Results: The authors compared Würstchen (trained on subsets of LAION-5B for 25,000 GPU hours) to Stable Diffusion 2.1 (trained on subsets of LAION-5B for 200,000 GPU hours). The authors generated images based on captions from MS COCO (human-written captions of pictures scraped from the web) and Parti-prompts (human-written captions designed to reflect common prompts for generative models). They asked 90 people which output they preferred. The judges expressed little preference regarding renderings of MS COCO captions: They chose Würstchen 41.3 percent of the time, Stable Diffusion 40.6 percent of the time, and neither 18.1 percent of the time. However, presented with the results of Parti-prompts, they preferred Würstchen 49.5 percent of the time, Stable Diffusion’s 32.8 percent of the time, and neither 17.7 percent of the time.
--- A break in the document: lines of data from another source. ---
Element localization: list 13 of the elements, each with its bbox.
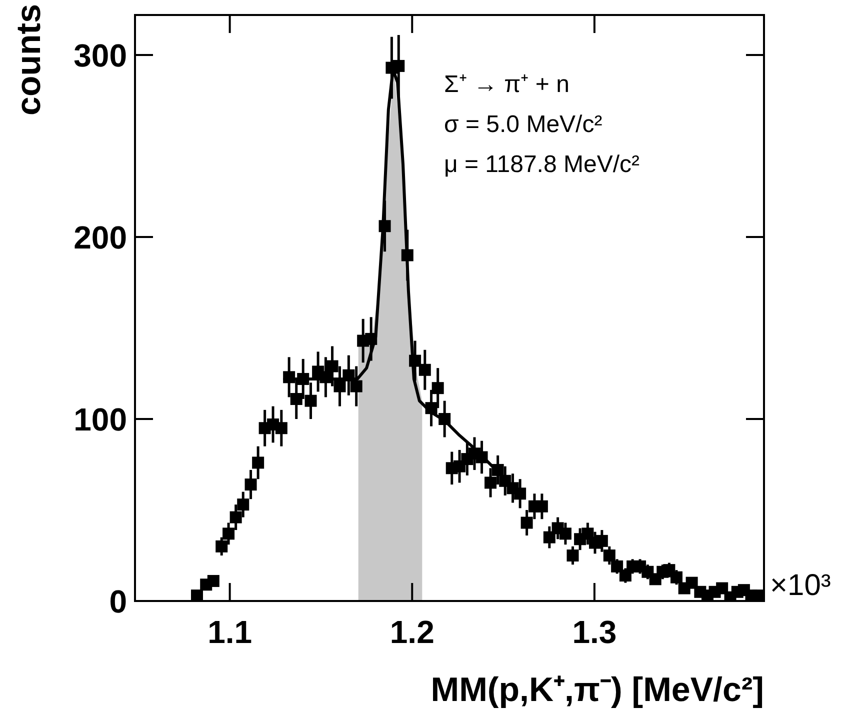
y-tick-label: 100 — [74, 402, 127, 438]
annotation: μ = 1187.8 MeV/c² — [444, 151, 640, 178]
y-tick-label: 300 — [74, 38, 127, 74]
text: ×10³ — [770, 569, 831, 602]
annotation: σ = 5.0 MeV/c² — [444, 111, 602, 138]
x-tick-label: 1.1 — [208, 614, 252, 650]
x-tick-label: 1.2 — [390, 614, 434, 650]
x-axis-title: MM(p,K⁺,π⁻) [MeV/c²] — [430, 671, 764, 709]
y-tick-label: 0 — [109, 584, 127, 620]
x-tick-label: 1.3 — [572, 614, 617, 650]
annotation: Σ⁺ → π⁺ + n — [444, 71, 570, 98]
y-tick-label: 200 — [74, 220, 127, 256]
y-axis-title: counts — [10, 4, 48, 116]
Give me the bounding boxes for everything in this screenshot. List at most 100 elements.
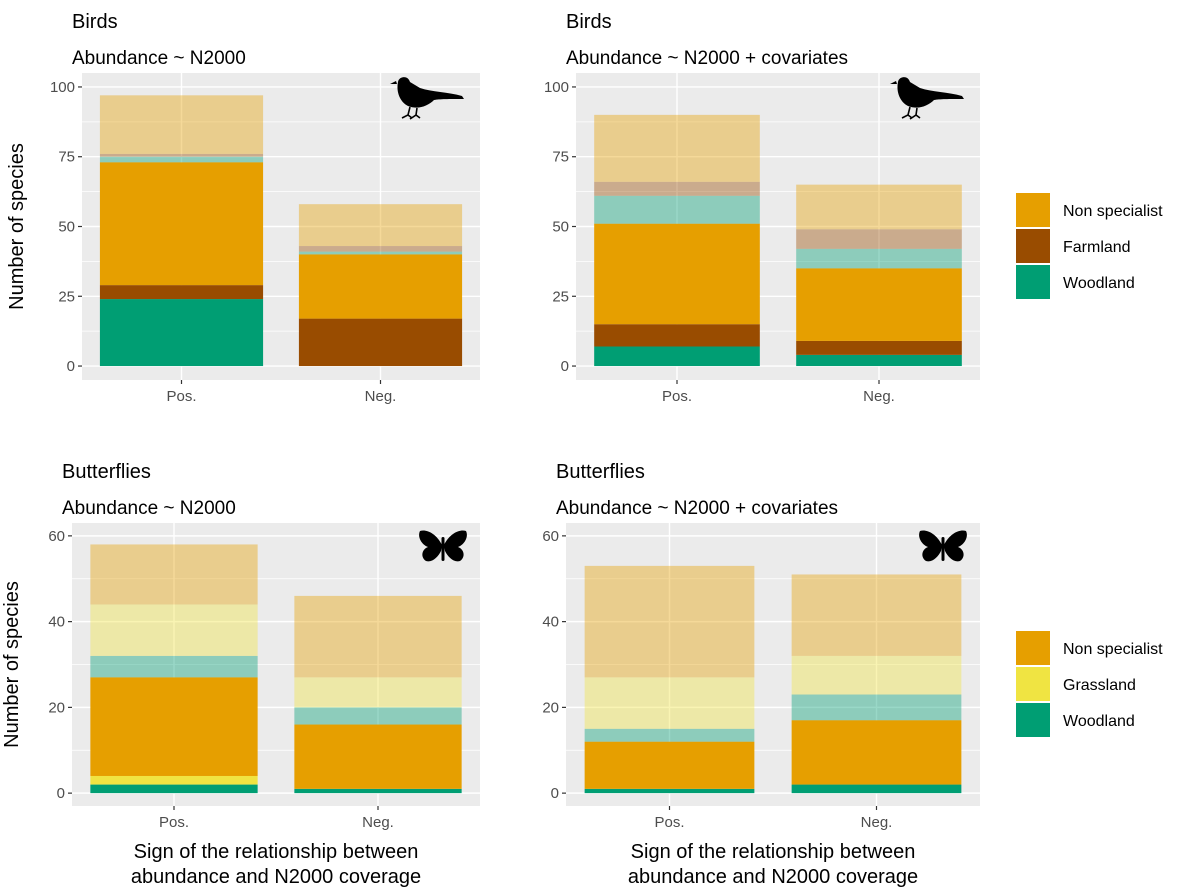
- y-tick-label: 20: [542, 699, 559, 716]
- x-tick-label: Neg.: [365, 388, 397, 405]
- y-tick-label: 75: [552, 149, 569, 166]
- bar-segment-pos-farmland: [99, 153, 264, 157]
- x-axis-label-line: abundance and N2000 coverage: [131, 866, 421, 888]
- chart-panel-2: Birds Abundance ~ N2000 + covariates 0 25 50…: [544, 11, 980, 405]
- bar-segment-pos-non-specialist: [99, 95, 264, 154]
- bar-segment-neg-woodland: [791, 694, 962, 721]
- butterfly-silhouette-icon: [419, 530, 467, 562]
- x-axis-label-line: Sign of the relationship between: [134, 841, 419, 863]
- bar-segment-neg-non-specialist: [298, 254, 463, 319]
- bar-segment-pos-non-specialist: [99, 162, 264, 286]
- chart-panel-4: Butterflies Abundance ~ N2000 + covariate…: [542, 461, 980, 888]
- bar-segment-neg-non-specialist: [294, 595, 462, 678]
- bar-segment-pos-woodland: [594, 346, 760, 367]
- bar-segment-pos-farmland: [594, 324, 760, 347]
- y-tick-label: 25: [58, 288, 75, 305]
- y-tick-label: 60: [48, 528, 65, 545]
- bar-segment-pos-non-specialist: [594, 223, 760, 325]
- panel-title: Birds: [72, 11, 118, 33]
- x-tick-label: Pos.: [166, 388, 196, 405]
- chart-panel-1: Birds Abundance ~ N2000 0 25 50 75 100 Pos. Neg.…: [6, 11, 480, 405]
- y-tick-label: 40: [542, 614, 559, 631]
- legend-label: Woodland: [1063, 275, 1135, 292]
- bar-segment-pos-farmland: [594, 181, 760, 196]
- bar-segment-pos-non-specialist: [90, 544, 258, 605]
- bar-segment-pos-woodland: [594, 195, 760, 224]
- legend-label: Grassland: [1063, 677, 1136, 694]
- panel-subtitle: Abundance ~ N2000 + covariates: [556, 498, 838, 519]
- panel-subtitle: Abundance ~ N2000: [72, 48, 246, 69]
- y-tick-label: 100: [50, 79, 75, 96]
- bar-segment-pos-woodland: [99, 156, 264, 163]
- bar-segment-pos-non-specialist: [594, 114, 760, 182]
- bar-segment-neg-woodland: [294, 707, 462, 725]
- bar-segment-neg-non-specialist: [796, 184, 962, 230]
- legend-1: Non specialist Farmland Woodland: [1016, 193, 1163, 299]
- panel-title: Birds: [566, 11, 612, 33]
- bar-segment-neg-woodland: [796, 248, 962, 269]
- bar-segment-neg-farmland: [298, 246, 463, 252]
- x-axis-label-line: abundance and N2000 coverage: [628, 866, 918, 888]
- bar-segment-neg-non-specialist: [796, 268, 962, 341]
- panel-title: Butterflies: [62, 461, 151, 483]
- legend-label: Non specialist: [1063, 641, 1163, 658]
- bar-segment-neg-farmland: [298, 318, 463, 367]
- y-tick-label: 75: [58, 149, 75, 166]
- bar-segment-pos-grassland: [90, 775, 258, 785]
- bar-segment-neg-woodland: [294, 788, 462, 794]
- legend-label: Woodland: [1063, 713, 1135, 730]
- bar-segment-pos-woodland: [584, 788, 755, 794]
- bar-segment-pos-non-specialist: [584, 565, 755, 678]
- y-tick-label: 25: [552, 288, 569, 305]
- bar-segment-neg-non-specialist: [298, 204, 463, 247]
- y-tick-label: 40: [48, 614, 65, 631]
- legend-key: [1016, 265, 1050, 299]
- bar-segment-neg-woodland: [796, 354, 962, 367]
- chart-panel-3: Butterflies Abundance ~ N2000 0 20 40 60 Pos. N…: [1, 461, 480, 888]
- bar-segment-pos-grassland: [584, 677, 755, 729]
- bird-silhouette-icon: [890, 77, 964, 120]
- bar-segment-neg-non-specialist: [294, 724, 462, 789]
- x-tick-label: Neg.: [362, 814, 394, 831]
- butterfly-silhouette-icon: [919, 530, 967, 562]
- panel-subtitle: Abundance ~ N2000: [62, 498, 236, 519]
- y-tick-label: 60: [542, 528, 559, 545]
- x-tick-label: Neg.: [863, 388, 895, 405]
- bar-segment-neg-woodland: [791, 784, 962, 794]
- legend-label: Non specialist: [1063, 203, 1163, 220]
- bar-segment-pos-woodland: [584, 728, 755, 742]
- bar-segment-pos-farmland: [99, 285, 264, 300]
- panel-subtitle: Abundance ~ N2000 + covariates: [566, 48, 848, 69]
- bar-segment-pos-non-specialist: [584, 741, 755, 789]
- bar-segment-neg-grassland: [791, 655, 962, 695]
- legend-key: [1016, 631, 1050, 665]
- bar-segment-neg-farmland: [796, 340, 962, 355]
- bar-segment-neg-woodland: [298, 251, 463, 255]
- x-tick-label: Pos.: [159, 814, 189, 831]
- bar-segment-pos-woodland: [99, 299, 264, 367]
- y-tick-label: 100: [544, 79, 569, 96]
- bar-segment-pos-woodland: [90, 784, 258, 794]
- x-tick-label: Neg.: [861, 814, 893, 831]
- y-axis-label: Number of species: [1, 581, 23, 748]
- y-tick-label: 0: [551, 785, 559, 802]
- y-tick-label: 0: [67, 358, 75, 375]
- legend-key: [1016, 703, 1050, 737]
- bar-segment-pos-non-specialist: [90, 677, 258, 776]
- legend-key: [1016, 193, 1050, 227]
- bar-segment-neg-farmland: [796, 229, 962, 249]
- x-tick-label: Pos.: [654, 814, 684, 831]
- y-axis-label: Number of species: [6, 143, 28, 310]
- bar-segment-neg-grassland: [294, 677, 462, 708]
- y-tick-label: 50: [58, 219, 75, 236]
- bar-segment-pos-woodland: [90, 655, 258, 678]
- legend-key: [1016, 667, 1050, 701]
- bar-segment-pos-grassland: [90, 604, 258, 656]
- bar-segment-neg-non-specialist: [791, 720, 962, 785]
- y-tick-label: 0: [57, 785, 65, 802]
- bar-segment-neg-non-specialist: [791, 574, 962, 656]
- y-tick-label: 50: [552, 219, 569, 236]
- panel-title: Butterflies: [556, 461, 645, 483]
- y-tick-label: 20: [48, 699, 65, 716]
Why it matters: Training a latent diffusion model to denoise smaller embeddings accelerates training, but this tends to produce lower-quality images. Stacking two diffusion models — one to generate smaller embeddings, and the other to generate larger embeddings based on the smaller ones — enabled Würstchen to match or exceeded the output quality of models with large embeddings, while achieving the training speed of models with small embeddings. We're thinking: Stacking models in this fashion could be useful in training video generators. They could use a speed boost because video is much more data-intensive than still images.